PCSK9 inhibitor is the new molecule in town. Why should anyone want to remember PCSK9, much less an inhibitor of PCSK9? The answer begins with cardiovascular disease and statins.
One out of three Americans die of cardiovascular disease. A major contributor to these deaths is the accumulation of lipids in coronary blood vessels. Central to this accumulation is the presence of cholesterol. The medical paradigm is by lowering cholesterol in the blood, there will be less accumulation of lipids along key blood vessels and said lowering leads to a decreased incidence of cardiovascular disease. For more than 20 years, the principal medicine used to lower the production of cholesterol in the body was some form of a statin.
In 1971, the Japanese biochemist Akira Endo discovered that the fungus Penicillium could interfere with the cholesterol synthesis molecule HMG-CoA reductase. With additional research, several forms of statins were developed: atorvastatin (Lipitor), lovastatin (Mevacor), rosuvastatin (Crestor) and simvastatin (Zocor). Today, more than 20 million Americans take daily an oral dose of one of the statins (about ten percent of the adult population). It is estimated that 56 million Americans over the age of 40 would benefit from the interruption of their cholesterol synthesis. In the first decade of this century, nearly 20 billion dollars a year were spent on statins in the United States.
Fast forward 30 years. Nabil Seidah in Canada, Catherine Boileau in France and Helen Hobbs and Jonathan Cohen at UT-Southwestern in Texas had research that all came together involving ultimately a molecule known as Proprotein convertase subtilisin/kexin type 9, or more simply, PCSK9. Now things get interesting.
The earth is a water-based planet. Human body chemistry is water-based; yet, we have lipids. Lipids require special transport within the watery environment of the body. Lipoproteins accomplish this task. One of the five major categories of lipoproteins is LDL (low-density lipoprotein). LDL can combine with cholesterol, triglycerides, fats and phospholipids. The LDL-cholesterol transport system can do something undesirable; it can glob fats onto artery walls over time leading to atherosclerosis. This possible action leads to the term “bad cholesterol.”

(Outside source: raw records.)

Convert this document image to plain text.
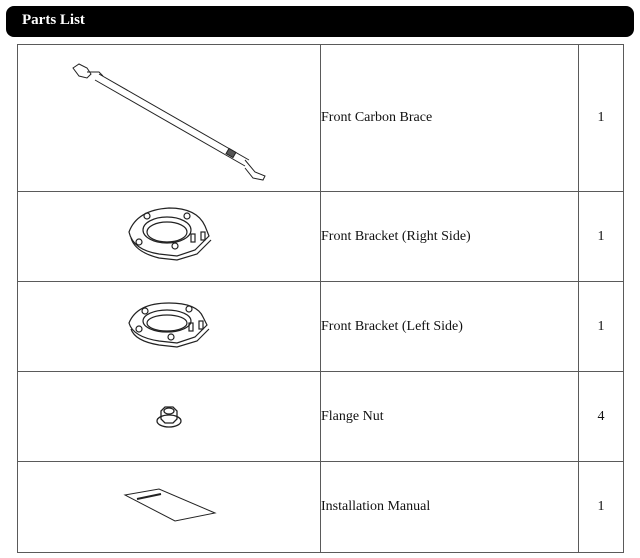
Parts List
	Front Carbon Brace	1

	Front Bracket (Right Side)	1

	Front Bracket (Left Side)	1

	Flange Nut	4

	Installation Manual	1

Fortunately, the hepatocytes of the liver have LDL receptor proteins that can pull the LDL-cholesterol particles out of the body fluids and reduce the levels. Unfortunately, some people have a gene mutation known as hypercholesterolemia where the LDL receptor is compromised. The LDL-cholesterol levels go up and coronary arteries become blocked, and heart attacks at age 40 can result. Hidden inside this bad-cholesterol story is PCSK9. PCSK9 can bind to LDL receptors. If too much PCSK9 is made and too few LDL receptors work, too much LDL-cholesterol accumulates. This sad story is what pharmaceutical opportunities are made of.
How can PCSK9 be blocked? The gene for it has been found on human chromosome one. The gene could be silenced, but that is tricky stuff to do. Or the protein itself could be tied up. Why not make an antibody to it? Enter PCSK9 inhibitor.
Pfizer Pharmaceutical developed a candidate known as bococizumab. However, after spending a couple of billion dollars on research and development, they pulled the drug from further development in November 2016 because over time antidrug antibodies developed. Regeneron Pharmaceutical of New York and Sanofi of Paris developed a monoclonal candidate called alirocumab (brand name Praluent). This drug does not have the antidrug antibody problem and was approved by the FDA in July 2015 for hypercholesterolemia use. A second drug known as evolocumab (brand name Repatha) developed by Amgen of California was approved by the FDA in the same month for the same purpose (hypercholesterolemia). There is a vital piece of information not yet mentioned. Whereas a statin is taken as a daily oral pill, a PCSK9 inhibitor is taken as an injection every two weeks.
Now is the time for the prelaw types and the business majors to perk up. Neither Praluent or Repatha are currently authorized as general replacements for statins. The large population clinical tests (level three) are still ongoing. Last year two key patents were approved for Repatha, and Praluent was found infringing on those patents. In January, an injunction was granted to Repatha for Praluent to be removed from the market. Praluent has stayed the injunction for appeal. Why the fuss? Money.
A month’s supply of generic Lipitor (statin) is about $36.00. A month’s supply of Repatha (PCSK9 inhibitor) is about $1,200. Even when Lipitor was still under patent protection, the monthly cost was less than $300. What is an insurance company to do? Assume that the annual cost for a PCSK9 inhibitor is $14,000 and 20 million people use the product. The cash flow is well over $200 billion a year. One estimate is that the cost of a PCSK9 inhibitor to the healthcare system of the United States is potentially five percent of ALL healthcare costs per year. Well, pardner, there is a new molecule in town.
Oh, by the way, have you heard of inclisiran? It uses RNA interference technology to inhibit the synthesis of PCSK9. It is in clinical stage two trials and it goes right at the DNA with an injection every six months. Eat your vegetables and skip the chips and pizza.